Waktu SD, saya sangat iri kepada banyak teman.
Teman-teman saya selalu mendapatkan hadiah setiap kenaikan kelas. Beberapa dibelikan PS, Remote Control, mini 4 WD asli Tamiya dan Auldey, atau Digivice asli Bandai yang waktu itu lagi ngehits di kalangan anak sekolah.
Mereka mendapatkan hadiah karena mendapatkan ranking, mengalami peningkatan nilai, atau sekedar karena berhasil “tidak berbuat onar”.
Saya iri karena setiap tahun saya tidak pernah berbuat onar. Saya juga selalu mengalami peningkatan nilai. Dan saya tak pernah jauh dari ranking 5 besar.
Tapi orang tua saya tidak pernah memberi saya apa-apa.
Setiap pengambilan raport, saya selalu ikut Ibu saya duduk di depan wali kelas karena dia akan mendengar laporan hal-hal baik tentang saya. Saya ingin pastikan bahwa ibu benar-benar tahu dan mendengar bahwa anaknya belajar dengan baik, aktif, tidak macam-macam, dan layak mendapatkan pujian. Di hari pembagian raport, saya selalu mengikuti ibu, menatap penuh harap bahwa dia akan melihat saya dengan bangga, lalu bilang bahwa kita akan ke toko mainan untuk membelikan saya hadiah.
Tapi hal itu tidak pernah saya rasakan.
Belasan kali pembagian raport, empat tahun di sekolah dasar, tak pernah sekalipun saya mendapatkan hadiah.
Hingga di kelas empat, hari itu ternyata datang juga.
Hari sabtu, ketika akan pergi bermain bola, ibu bilang kita akan pergi ke Pekan Raya Jakarta.
Ah saya ingat betul hari itu. Saya tidak pernah tahu kenapa kita pergi ke PRJ, hingga kami sampai di Kemayoran, setelah berkeliling selama satu jam, lalu berhenti di stand Polygon, dan saya disuruh Bapak memilih sepeda.
“Hadiah karena bagus di sekolah”
Saya senang bukan kepalang. Saya memilih satu sepeda, Polygon Rapid namanya. Sepeda seharga 1.050.000, barang mahal pertama yang saya punya.
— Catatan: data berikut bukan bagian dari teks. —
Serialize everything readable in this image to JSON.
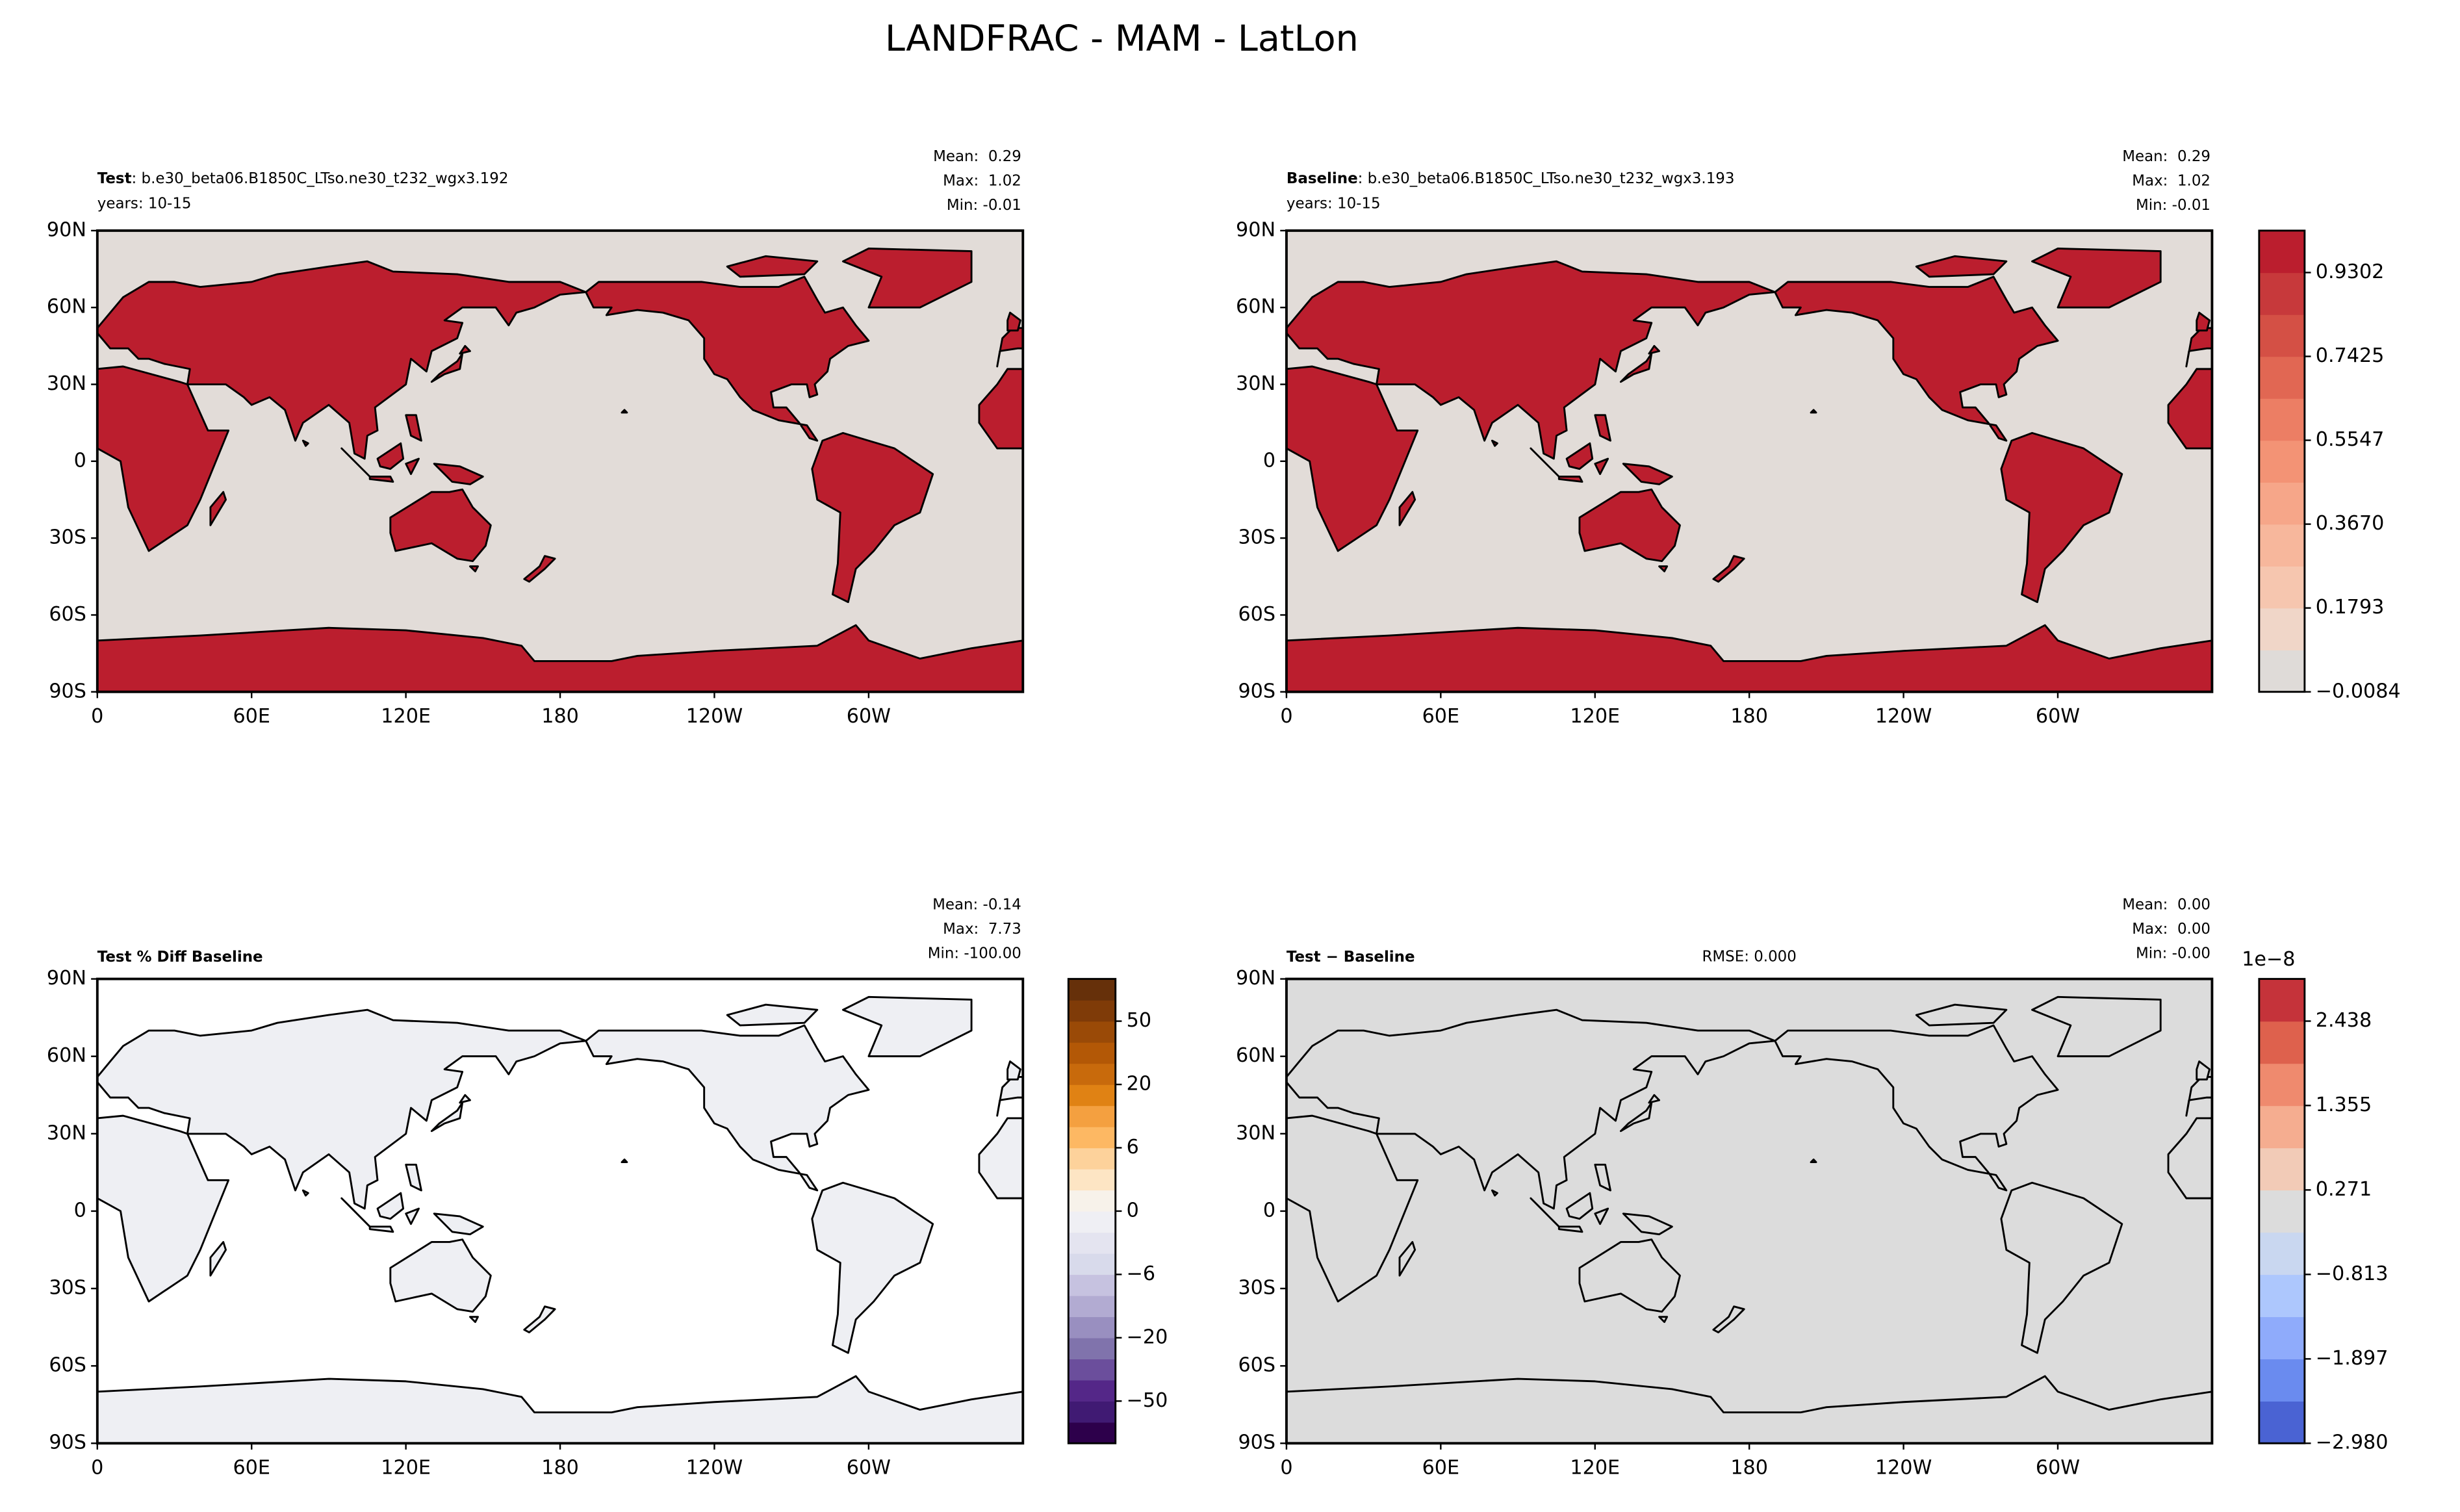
{
  "title": "LANDFRAC - MAM - LatLon",
  "chart_data": [
    {
      "type": "map",
      "title": "Test",
      "title_detail": ": b.e30_beta06.B1850C_LTso.ne30_t232_wgx3.192",
      "subtitle": "years: 10-15",
      "stats": [
        "Mean:  0.29",
        "Max:  1.02",
        "Min: -0.01"
      ],
      "ocean_color": "#e2dcd8",
      "land_color": "#bb1e2e",
      "xlim": [
        0,
        360
      ],
      "xticks": [
        0,
        {
          "value": 60,
          "label": "60E"
        },
        {
          "value": 120,
          "label": "120E"
        },
        180,
        {
          "value": 240,
          "label": "120W"
        },
        {
          "value": 300,
          "label": "60W"
        }
      ],
      "ylim": [
        -90,
        90
      ],
      "yticks": [
        {
          "value": 90,
          "label": "90N"
        },
        {
          "value": 60,
          "label": "60N"
        },
        {
          "value": 30,
          "label": "30N"
        },
        0,
        {
          "value": -30,
          "label": "30S"
        },
        {
          "value": -60,
          "label": "60S"
        },
        {
          "value": -90,
          "label": "90S"
        }
      ]
    },
    {
      "type": "map",
      "title": "Baseline",
      "title_detail": ": b.e30_beta06.B1850C_LTso.ne30_t232_wgx3.193",
      "subtitle": "years: 10-15",
      "stats": [
        "Mean:  0.29",
        "Max:  1.02",
        "Min: -0.01"
      ],
      "ocean_color": "#e2dcd8",
      "land_color": "#bb1e2e",
      "xlim": [
        0,
        360
      ],
      "xticks": [
        0,
        {
          "value": 60,
          "label": "60E"
        },
        {
          "value": 120,
          "label": "120E"
        },
        180,
        {
          "value": 240,
          "label": "120W"
        },
        {
          "value": 300,
          "label": "60W"
        }
      ],
      "ylim": [
        -90,
        90
      ],
      "yticks": [
        {
          "value": 90,
          "label": "90N"
        },
        {
          "value": 60,
          "label": "60N"
        },
        {
          "value": 30,
          "label": "30N"
        },
        0,
        {
          "value": -30,
          "label": "30S"
        },
        {
          "value": -60,
          "label": "60S"
        },
        {
          "value": -90,
          "label": "90S"
        }
      ],
      "colorbar": {
        "levels": [
          -0.0084,
          0.0855,
          0.1793,
          0.2732,
          0.367,
          0.4609,
          0.5547,
          0.6486,
          0.7425,
          0.8363,
          0.9302,
          1.024
        ],
        "colors": [
          "#dfdbd8",
          "#f0d6c8",
          "#f6c6af",
          "#f7b79c",
          "#f6a689",
          "#f39375",
          "#ec7e64",
          "#e16753",
          "#d45045",
          "#c7393b",
          "#bb1e2e"
        ],
        "ticks": [
          {
            "value": -0.0084,
            "label": "−0.0084"
          },
          0.1793,
          {
            "value": 0.367,
            "label": "0.3670"
          },
          0.5547,
          0.7425,
          0.9302
        ]
      }
    },
    {
      "type": "map",
      "title": "Test % Diff Baseline",
      "stats": [
        "Mean: -0.14",
        "Max:  7.73",
        "Min: -100.00"
      ],
      "ocean_color": "#ffffff",
      "land_color": "#eeeff3",
      "xlim": [
        0,
        360
      ],
      "xticks": [
        0,
        {
          "value": 60,
          "label": "60E"
        },
        {
          "value": 120,
          "label": "120E"
        },
        180,
        {
          "value": 240,
          "label": "120W"
        },
        {
          "value": 300,
          "label": "60W"
        }
      ],
      "ylim": [
        -90,
        90
      ],
      "yticks": [
        {
          "value": 90,
          "label": "90N"
        },
        {
          "value": 60,
          "label": "60N"
        },
        {
          "value": 30,
          "label": "30N"
        },
        0,
        {
          "value": -30,
          "label": "30S"
        },
        {
          "value": -60,
          "label": "60S"
        },
        {
          "value": -90,
          "label": "90S"
        }
      ],
      "colorbar": {
        "levels": [
          -100,
          -75,
          -50,
          -40,
          -30,
          -20,
          -15,
          -10,
          -6,
          -4,
          -2,
          0,
          2,
          4,
          6,
          10,
          15,
          20,
          30,
          40,
          50,
          75,
          100
        ],
        "colors": [
          "#2d004b",
          "#401a73",
          "#542788",
          "#6b4e9c",
          "#8073ac",
          "#998fc0",
          "#b2abd2",
          "#c6c2e0",
          "#d8daeb",
          "#e4e4f0",
          "#efeff4",
          "#f7f2ea",
          "#fde5c4",
          "#fdd29b",
          "#fdb863",
          "#f4a040",
          "#e08214",
          "#c86a0c",
          "#b35806",
          "#9a4a07",
          "#7f3b08",
          "#66300a"
        ],
        "ticks": [
          {
            "value": -50,
            "label": "−50"
          },
          {
            "value": -20,
            "label": "−20"
          },
          {
            "value": -6,
            "label": "−6"
          },
          0,
          6,
          20,
          50
        ]
      }
    },
    {
      "type": "map",
      "title": "Test − Baseline",
      "center_text": "RMSE: 0.000",
      "stats": [
        "Mean:  0.00",
        "Max:  0.00",
        "Min: -0.00"
      ],
      "ocean_color": "#dcdcdc",
      "land_color": "#dcdcdc",
      "xlim": [
        0,
        360
      ],
      "xticks": [
        0,
        {
          "value": 60,
          "label": "60E"
        },
        {
          "value": 120,
          "label": "120E"
        },
        180,
        {
          "value": 240,
          "label": "120W"
        },
        {
          "value": 300,
          "label": "60W"
        }
      ],
      "ylim": [
        -90,
        90
      ],
      "yticks": [
        {
          "value": 90,
          "label": "90N"
        },
        {
          "value": 60,
          "label": "60N"
        },
        {
          "value": 30,
          "label": "30N"
        },
        0,
        {
          "value": -30,
          "label": "30S"
        },
        {
          "value": -60,
          "label": "60S"
        },
        {
          "value": -90,
          "label": "90S"
        }
      ],
      "colorbar": {
        "offset_label": "1e−8",
        "levels": [
          -2.98,
          -2.4383,
          -1.8965,
          -1.3548,
          -0.813,
          -0.2713,
          0.2705,
          0.8123,
          1.354,
          1.8958,
          2.4375,
          2.9793
        ],
        "colors": [
          "#4a63d3",
          "#6a8bef",
          "#8fabfb",
          "#adc7fd",
          "#c9d7f0",
          "#dcdcdc",
          "#f2cbb7",
          "#f5ad90",
          "#ef8a6e",
          "#de614d",
          "#c5333a"
        ],
        "ticks": [
          {
            "value": -2.98,
            "label": "−2.980"
          },
          {
            "value": -1.897,
            "label": "−1.897"
          },
          {
            "value": -0.813,
            "label": "−0.813"
          },
          0.271,
          1.355,
          2.438
        ]
      }
    }
  ]
}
Sepeda itu kami bawa pulang, dan terbukti sudah anggapan bahwa bapak ibu tidak akan pernah membelikan hadiah. Salah, karena sekarang disinilah saya, bersama sepeda.
Lima tahun kemudian, dalam sebuah bincang-bincang di meja makan, alasan mengapa hadiah itu lama sekali diberikan, sekalipun saya selalu membanggakan di sekolah, akhirnya terungkap. Ternyata hadiah itu adalah hasil perdebatan panjang.
Bukan tentang hadiahnya, tapi tentang waktunya.
Bapak, dengan keberaniannya, ingin sekali memberikan hadiah sebagai sebuah penghargaan. Bapak ingin mempercayakan anaknya belajar menjadi dewasa, dan salah satunya adalah dengan memberikan sepeda sehingga saya bisa pergi bersekolah sendiri. Dia ingin saya belajar merawat sesuatu dan bertanggung jawab untuk menjadi mandiri. Semua keberaniannya, semua kepercayaannya, didasari oleh cinta.
Tapi ibu, dengan kekhawatirannya, tidak ingin anaknya terluka. Tidak ingin hadiah yang diberikannya malah membuat anaknya celaka. Dia bertahun-tahun merasa ini belum waktunya, bahwa saya mungkin belum siap, dan mereka masih bisa memberikan solusi lain untuk saya. Karenanya dia selalu menunda. Semua kekhawatirannya, semua ketidaksetujuannya, didasari oleh cinta.
Saya tersenyum dan merenung.
Hanya ada satu perasaan yang bernama cinta di dunia, tapi setiap orang bisa menerjemahkannya dengan berbeda.
Jika ada kebenaran yang absolut, maka cinta seharusnya adalah salah satunya. Sayangnya, ia adalah ilusi. Cinta tak pernah objektif, karena ia berasal dari dalam hati. Bahkan jika ia berasal dari logika, ia tak pernah menghasilkan reaksi yang sama. Karena kadar kebenaran bagi setiap orang berbeda-beda, dan hati kita – sekalipun dikendarai secara sadar oleh logika – tak pernah bisa dipaksa.
Penerjemahan kita akan nilai-nilai kebenaran bisa jadi berbeda. Tapi akan ada waktu dimana perbedaan itu berujung pada kesepakatan, perseteruan itu berakhir dengan perdamaian dan senyuman.
Karena kita mendasarinya dengan cinta yang sama.